Als ik de inhoud van een oud koekblik op het deksel kiep vallen wat opvallende restanten neer die ik in het verleden in gastlessen gebruikte. Wat verknipte bankbiljetten, een knoop, een handjevol oude munten en een plastic jeton voor in de botsautogleuf en een brokje Pyriet.
Samen met een stapeltje blanco A4-tjes liet ik de leerlingen op een zo simpel mogelijke manier kennismaken met het verknipte geldverhaal en verklaarde het meest spraakmakende blokje nepgoud voor echt. Dat brokje gaf ik in bewaring bij een van de leerlingen die tot bankdirecteur werd bevorderd en hem gaf ik de opdracht om – met dit brokje als onderpand – om te toveren tot waardepapier.
Een blanco A4-tje vouwde hij op mijn verzoek in 32 gelijke formaatjes waarna hij het weer open moest vouwen en het creatiefste meisje van de klas tekende daar een bladvullende afbeelding op. Daarna sneed de bankdirecteur het A4-tje in 32 delen, schreef aan de voorkant dat het bankbiljet 1/32e deel van het goud vertegenwoordigde en om aan te tonen dat hij er persoonlijk garant voor stond zette hij op elk biljet zijn handtekening op de achterzijde.
Nix niet heen en weer gesleep met een brok goud in je korte broek, maar afrekenen met het papieren betaalbewijs en dat gingen we dus ook massaal in de praktijk brengen. De eerste aankopen waren wat onwennig maar al gauw kon ik een paar laptops, lesboeken, mobieltjes en zelf een paar schoenen en brillen ruilen voor deze nieuw gemaakte biljetten. De kinderen werden steeds enthousiaster en overstelpten me met spillen, maar ja.. de biljetten waren op, maar.. daar had ik het volgende op gevonden!
Ik nam een nieuw velletje A4, liet dat weer in 32 delen vouwen, Crea Bea tekenende er weer wat leuks op en de bankdirecteur schreef de schrijfsels en handtekening weer op de biljetjes. Terwijl zij bezig waren vouwde ik nog een stapeltje papier, gaf andere tekenwonders ook de kans om wat leuks te krabbelen en de bankdirecteur schreef zich suf terwijl ik de biljetjes alvast in 32 biljetjes deelde. Aanbod was er genoeg en binnen no-time had ik een enorme berg persoonlijke spullen van de leerlingen voor mijn voeten liggen.

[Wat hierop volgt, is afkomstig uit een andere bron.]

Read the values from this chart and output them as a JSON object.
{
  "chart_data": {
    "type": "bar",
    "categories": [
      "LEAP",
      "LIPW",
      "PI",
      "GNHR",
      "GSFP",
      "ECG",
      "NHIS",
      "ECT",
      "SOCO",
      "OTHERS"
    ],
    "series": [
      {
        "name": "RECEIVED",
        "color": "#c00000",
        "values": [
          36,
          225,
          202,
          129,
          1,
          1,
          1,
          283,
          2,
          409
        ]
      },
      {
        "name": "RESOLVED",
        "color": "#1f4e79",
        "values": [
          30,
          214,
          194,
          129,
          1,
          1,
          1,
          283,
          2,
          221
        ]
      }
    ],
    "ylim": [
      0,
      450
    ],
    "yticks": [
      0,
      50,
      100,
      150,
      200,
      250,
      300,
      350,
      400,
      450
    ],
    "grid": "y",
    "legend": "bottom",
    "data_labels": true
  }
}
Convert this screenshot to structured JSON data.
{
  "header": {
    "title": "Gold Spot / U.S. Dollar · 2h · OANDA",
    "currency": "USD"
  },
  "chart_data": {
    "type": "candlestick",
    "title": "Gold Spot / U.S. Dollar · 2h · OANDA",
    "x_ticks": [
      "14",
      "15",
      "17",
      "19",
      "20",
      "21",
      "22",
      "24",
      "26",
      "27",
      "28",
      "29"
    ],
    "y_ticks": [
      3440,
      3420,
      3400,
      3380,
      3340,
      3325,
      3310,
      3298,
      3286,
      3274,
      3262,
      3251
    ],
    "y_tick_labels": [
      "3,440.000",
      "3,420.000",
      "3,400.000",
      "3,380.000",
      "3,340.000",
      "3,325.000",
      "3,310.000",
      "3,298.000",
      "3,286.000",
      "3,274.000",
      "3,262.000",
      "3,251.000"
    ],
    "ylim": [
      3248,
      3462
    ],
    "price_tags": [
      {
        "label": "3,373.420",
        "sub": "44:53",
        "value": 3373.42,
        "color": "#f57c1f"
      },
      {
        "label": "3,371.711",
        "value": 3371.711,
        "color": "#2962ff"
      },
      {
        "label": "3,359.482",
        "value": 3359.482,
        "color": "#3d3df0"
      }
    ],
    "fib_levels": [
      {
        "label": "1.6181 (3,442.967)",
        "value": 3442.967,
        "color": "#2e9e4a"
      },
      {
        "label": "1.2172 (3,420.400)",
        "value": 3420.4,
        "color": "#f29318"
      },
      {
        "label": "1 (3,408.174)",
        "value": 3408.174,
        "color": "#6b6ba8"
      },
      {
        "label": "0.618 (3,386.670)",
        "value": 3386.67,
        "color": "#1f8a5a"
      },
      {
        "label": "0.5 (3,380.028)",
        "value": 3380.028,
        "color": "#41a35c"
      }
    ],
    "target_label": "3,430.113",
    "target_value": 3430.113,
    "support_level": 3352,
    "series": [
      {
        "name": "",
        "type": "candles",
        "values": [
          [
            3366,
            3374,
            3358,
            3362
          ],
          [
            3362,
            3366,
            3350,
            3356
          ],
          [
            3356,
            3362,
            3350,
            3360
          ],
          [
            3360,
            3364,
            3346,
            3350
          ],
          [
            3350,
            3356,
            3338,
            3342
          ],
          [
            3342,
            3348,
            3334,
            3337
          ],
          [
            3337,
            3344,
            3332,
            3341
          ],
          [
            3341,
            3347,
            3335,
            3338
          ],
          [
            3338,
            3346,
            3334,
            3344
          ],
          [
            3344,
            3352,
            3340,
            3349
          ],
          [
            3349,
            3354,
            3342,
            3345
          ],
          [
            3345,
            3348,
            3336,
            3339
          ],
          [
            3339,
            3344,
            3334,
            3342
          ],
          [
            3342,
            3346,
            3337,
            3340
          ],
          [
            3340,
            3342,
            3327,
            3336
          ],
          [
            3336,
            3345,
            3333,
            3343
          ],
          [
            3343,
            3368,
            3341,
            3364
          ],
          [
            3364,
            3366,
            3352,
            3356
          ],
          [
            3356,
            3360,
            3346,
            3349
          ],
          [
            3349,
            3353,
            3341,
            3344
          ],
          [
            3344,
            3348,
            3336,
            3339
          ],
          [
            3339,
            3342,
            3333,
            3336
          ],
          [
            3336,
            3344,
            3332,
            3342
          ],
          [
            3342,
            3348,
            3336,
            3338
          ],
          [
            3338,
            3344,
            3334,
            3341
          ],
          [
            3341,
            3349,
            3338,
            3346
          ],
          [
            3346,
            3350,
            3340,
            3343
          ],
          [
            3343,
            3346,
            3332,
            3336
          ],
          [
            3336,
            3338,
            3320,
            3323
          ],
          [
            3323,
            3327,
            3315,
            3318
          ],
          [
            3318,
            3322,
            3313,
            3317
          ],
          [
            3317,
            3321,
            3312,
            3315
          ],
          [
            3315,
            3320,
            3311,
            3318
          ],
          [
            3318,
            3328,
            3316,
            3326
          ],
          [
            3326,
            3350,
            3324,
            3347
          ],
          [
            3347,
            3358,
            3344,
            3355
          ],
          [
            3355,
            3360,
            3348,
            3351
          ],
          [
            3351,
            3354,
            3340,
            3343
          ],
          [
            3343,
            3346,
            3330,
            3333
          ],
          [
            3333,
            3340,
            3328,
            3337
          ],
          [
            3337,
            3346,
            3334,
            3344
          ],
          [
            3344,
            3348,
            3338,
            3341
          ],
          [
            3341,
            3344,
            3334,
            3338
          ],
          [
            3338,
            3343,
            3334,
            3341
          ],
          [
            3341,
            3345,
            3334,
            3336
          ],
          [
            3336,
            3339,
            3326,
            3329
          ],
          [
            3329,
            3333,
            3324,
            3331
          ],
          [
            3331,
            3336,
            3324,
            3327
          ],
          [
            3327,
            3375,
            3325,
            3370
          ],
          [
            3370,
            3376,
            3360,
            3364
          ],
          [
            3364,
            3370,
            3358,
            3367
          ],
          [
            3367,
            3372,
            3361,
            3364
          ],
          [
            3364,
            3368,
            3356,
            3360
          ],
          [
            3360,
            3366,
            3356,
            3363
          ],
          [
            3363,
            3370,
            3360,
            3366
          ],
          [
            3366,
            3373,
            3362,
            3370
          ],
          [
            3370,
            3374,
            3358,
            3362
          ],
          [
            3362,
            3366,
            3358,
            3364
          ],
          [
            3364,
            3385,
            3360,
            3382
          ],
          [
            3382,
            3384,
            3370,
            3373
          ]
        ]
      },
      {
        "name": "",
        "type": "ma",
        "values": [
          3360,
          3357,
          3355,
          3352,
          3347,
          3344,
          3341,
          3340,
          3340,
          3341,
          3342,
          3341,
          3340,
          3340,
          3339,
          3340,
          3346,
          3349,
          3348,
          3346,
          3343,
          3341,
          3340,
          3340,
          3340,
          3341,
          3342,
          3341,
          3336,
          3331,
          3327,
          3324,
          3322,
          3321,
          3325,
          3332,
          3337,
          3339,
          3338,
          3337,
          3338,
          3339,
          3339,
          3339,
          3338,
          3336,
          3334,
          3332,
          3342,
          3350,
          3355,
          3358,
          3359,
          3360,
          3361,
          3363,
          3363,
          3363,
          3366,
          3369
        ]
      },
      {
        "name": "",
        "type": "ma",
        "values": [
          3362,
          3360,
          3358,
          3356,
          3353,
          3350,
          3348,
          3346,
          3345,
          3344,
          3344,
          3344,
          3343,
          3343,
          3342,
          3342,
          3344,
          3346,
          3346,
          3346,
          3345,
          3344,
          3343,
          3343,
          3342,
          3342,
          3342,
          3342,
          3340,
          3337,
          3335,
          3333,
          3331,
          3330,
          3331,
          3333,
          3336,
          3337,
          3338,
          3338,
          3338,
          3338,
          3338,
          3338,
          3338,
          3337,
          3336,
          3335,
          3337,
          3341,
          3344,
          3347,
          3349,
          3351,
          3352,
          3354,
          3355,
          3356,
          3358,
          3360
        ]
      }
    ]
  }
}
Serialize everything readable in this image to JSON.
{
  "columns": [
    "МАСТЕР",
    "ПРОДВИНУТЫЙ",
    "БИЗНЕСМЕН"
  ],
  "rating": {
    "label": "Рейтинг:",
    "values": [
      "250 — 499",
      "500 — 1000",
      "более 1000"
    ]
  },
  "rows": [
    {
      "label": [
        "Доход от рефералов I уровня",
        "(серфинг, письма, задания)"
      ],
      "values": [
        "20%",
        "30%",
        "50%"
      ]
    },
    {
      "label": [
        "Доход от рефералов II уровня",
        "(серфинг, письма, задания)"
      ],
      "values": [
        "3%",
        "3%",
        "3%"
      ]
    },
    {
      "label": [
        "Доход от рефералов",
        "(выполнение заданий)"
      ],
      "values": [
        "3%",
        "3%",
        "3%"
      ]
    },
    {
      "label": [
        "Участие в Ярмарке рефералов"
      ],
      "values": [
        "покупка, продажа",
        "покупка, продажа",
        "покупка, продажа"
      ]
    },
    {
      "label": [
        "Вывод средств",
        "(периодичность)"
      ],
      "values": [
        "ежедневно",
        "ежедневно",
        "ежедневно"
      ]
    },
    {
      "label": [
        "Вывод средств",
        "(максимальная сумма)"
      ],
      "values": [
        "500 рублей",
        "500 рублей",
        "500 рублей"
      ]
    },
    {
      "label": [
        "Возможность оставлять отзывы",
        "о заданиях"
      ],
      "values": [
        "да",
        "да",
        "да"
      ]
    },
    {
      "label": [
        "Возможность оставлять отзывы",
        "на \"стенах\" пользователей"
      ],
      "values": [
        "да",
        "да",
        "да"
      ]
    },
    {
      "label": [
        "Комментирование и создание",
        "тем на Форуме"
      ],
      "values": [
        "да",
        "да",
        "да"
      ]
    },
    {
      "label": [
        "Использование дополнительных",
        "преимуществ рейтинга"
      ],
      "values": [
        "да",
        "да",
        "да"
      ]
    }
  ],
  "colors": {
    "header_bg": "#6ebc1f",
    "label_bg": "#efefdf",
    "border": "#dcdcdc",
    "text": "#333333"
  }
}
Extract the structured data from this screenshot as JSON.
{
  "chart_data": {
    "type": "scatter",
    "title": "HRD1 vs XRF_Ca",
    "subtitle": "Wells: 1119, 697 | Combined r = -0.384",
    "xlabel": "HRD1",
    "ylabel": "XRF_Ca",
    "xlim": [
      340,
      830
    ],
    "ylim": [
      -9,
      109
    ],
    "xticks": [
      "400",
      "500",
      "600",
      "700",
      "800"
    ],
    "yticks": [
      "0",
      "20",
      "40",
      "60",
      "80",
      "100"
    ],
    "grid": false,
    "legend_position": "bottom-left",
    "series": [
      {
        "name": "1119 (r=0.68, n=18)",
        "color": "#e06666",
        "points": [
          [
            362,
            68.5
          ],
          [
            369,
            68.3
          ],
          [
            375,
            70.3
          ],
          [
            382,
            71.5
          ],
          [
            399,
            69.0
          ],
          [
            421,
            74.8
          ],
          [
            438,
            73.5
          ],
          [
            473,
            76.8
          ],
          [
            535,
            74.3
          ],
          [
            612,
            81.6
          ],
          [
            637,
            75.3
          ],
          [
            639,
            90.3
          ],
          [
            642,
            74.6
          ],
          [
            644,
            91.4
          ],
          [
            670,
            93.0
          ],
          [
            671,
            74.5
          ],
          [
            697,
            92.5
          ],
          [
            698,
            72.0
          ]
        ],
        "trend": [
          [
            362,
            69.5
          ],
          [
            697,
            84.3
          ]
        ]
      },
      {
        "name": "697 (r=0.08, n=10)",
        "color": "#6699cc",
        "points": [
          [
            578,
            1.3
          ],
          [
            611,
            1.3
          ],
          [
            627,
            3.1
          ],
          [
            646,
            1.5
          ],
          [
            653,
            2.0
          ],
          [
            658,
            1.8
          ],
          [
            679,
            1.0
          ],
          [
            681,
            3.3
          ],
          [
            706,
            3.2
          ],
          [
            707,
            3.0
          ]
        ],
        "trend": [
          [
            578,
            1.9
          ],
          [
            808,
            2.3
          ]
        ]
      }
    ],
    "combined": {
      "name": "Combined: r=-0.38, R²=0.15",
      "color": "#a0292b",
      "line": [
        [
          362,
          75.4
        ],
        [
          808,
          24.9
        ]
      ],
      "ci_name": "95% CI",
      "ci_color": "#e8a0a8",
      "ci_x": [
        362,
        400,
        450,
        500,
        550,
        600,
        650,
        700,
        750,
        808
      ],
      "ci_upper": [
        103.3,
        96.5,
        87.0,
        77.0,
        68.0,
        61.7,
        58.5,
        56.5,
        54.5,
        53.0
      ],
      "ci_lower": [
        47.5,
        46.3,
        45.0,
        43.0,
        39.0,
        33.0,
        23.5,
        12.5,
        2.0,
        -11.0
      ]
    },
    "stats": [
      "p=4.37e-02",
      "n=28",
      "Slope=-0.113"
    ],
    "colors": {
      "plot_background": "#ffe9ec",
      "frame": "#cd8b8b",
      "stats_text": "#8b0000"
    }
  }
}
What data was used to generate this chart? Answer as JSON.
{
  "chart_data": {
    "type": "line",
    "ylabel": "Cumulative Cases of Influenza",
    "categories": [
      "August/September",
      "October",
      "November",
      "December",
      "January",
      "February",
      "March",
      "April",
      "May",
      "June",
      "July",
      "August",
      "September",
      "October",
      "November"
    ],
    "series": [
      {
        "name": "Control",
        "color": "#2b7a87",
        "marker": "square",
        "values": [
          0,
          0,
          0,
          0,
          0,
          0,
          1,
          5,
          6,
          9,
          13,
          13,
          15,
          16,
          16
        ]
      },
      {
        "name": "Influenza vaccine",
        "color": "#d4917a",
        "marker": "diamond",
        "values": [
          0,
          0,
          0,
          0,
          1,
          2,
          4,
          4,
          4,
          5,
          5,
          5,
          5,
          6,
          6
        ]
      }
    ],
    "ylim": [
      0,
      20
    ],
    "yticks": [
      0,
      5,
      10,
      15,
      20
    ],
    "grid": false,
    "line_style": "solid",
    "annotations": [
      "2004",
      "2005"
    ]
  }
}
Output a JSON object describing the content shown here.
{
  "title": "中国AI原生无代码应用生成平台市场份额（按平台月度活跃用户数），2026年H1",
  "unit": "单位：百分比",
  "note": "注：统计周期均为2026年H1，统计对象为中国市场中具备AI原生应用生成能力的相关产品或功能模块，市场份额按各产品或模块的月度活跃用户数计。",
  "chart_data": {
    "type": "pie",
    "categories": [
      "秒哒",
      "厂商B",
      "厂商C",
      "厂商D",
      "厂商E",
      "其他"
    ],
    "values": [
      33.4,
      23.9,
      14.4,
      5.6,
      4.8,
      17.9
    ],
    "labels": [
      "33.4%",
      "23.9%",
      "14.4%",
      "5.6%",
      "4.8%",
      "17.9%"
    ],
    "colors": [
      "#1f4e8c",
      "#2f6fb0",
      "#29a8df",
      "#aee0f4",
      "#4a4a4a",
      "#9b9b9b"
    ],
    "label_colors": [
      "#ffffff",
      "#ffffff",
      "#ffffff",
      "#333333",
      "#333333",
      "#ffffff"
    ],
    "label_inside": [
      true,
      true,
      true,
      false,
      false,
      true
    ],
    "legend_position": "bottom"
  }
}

Opeens zag ik wat vragende gezichten en opwippende wenkbrauwen bij enkelen die zich begonnen af te vragen wat de waarde nu was van zo’n papiertje, nou.. GEEN 1/32e deel meer p[er biljet en naar gelang je en vrachtwagen vol A4-tjes tot biljetjes vouwde was de waarde tot nagenoeg ‘0’ gezakt. Allemaal gebakken lucht en lege goudbriefjes zonder waarde en toen ik ze vertelde wat er met het kleine klontje goud wat ‘borg’ stond gebeurd was keken ze me met grote ogen aan. Het was aan vriendjes verhuurd zodat die ook voor bankier konden spelen, dat ene klontje was de borg voor al de honderdduizenden en miljoenen waarde-loze bankbiljetten en als klap op de vuurpijl liet de eerste bankier het brokje goud omsmelten tot een ketting voor zijn vriendinnetje – er lag dus helemaal niets meer, niet bij de ene bank of alle andere banken.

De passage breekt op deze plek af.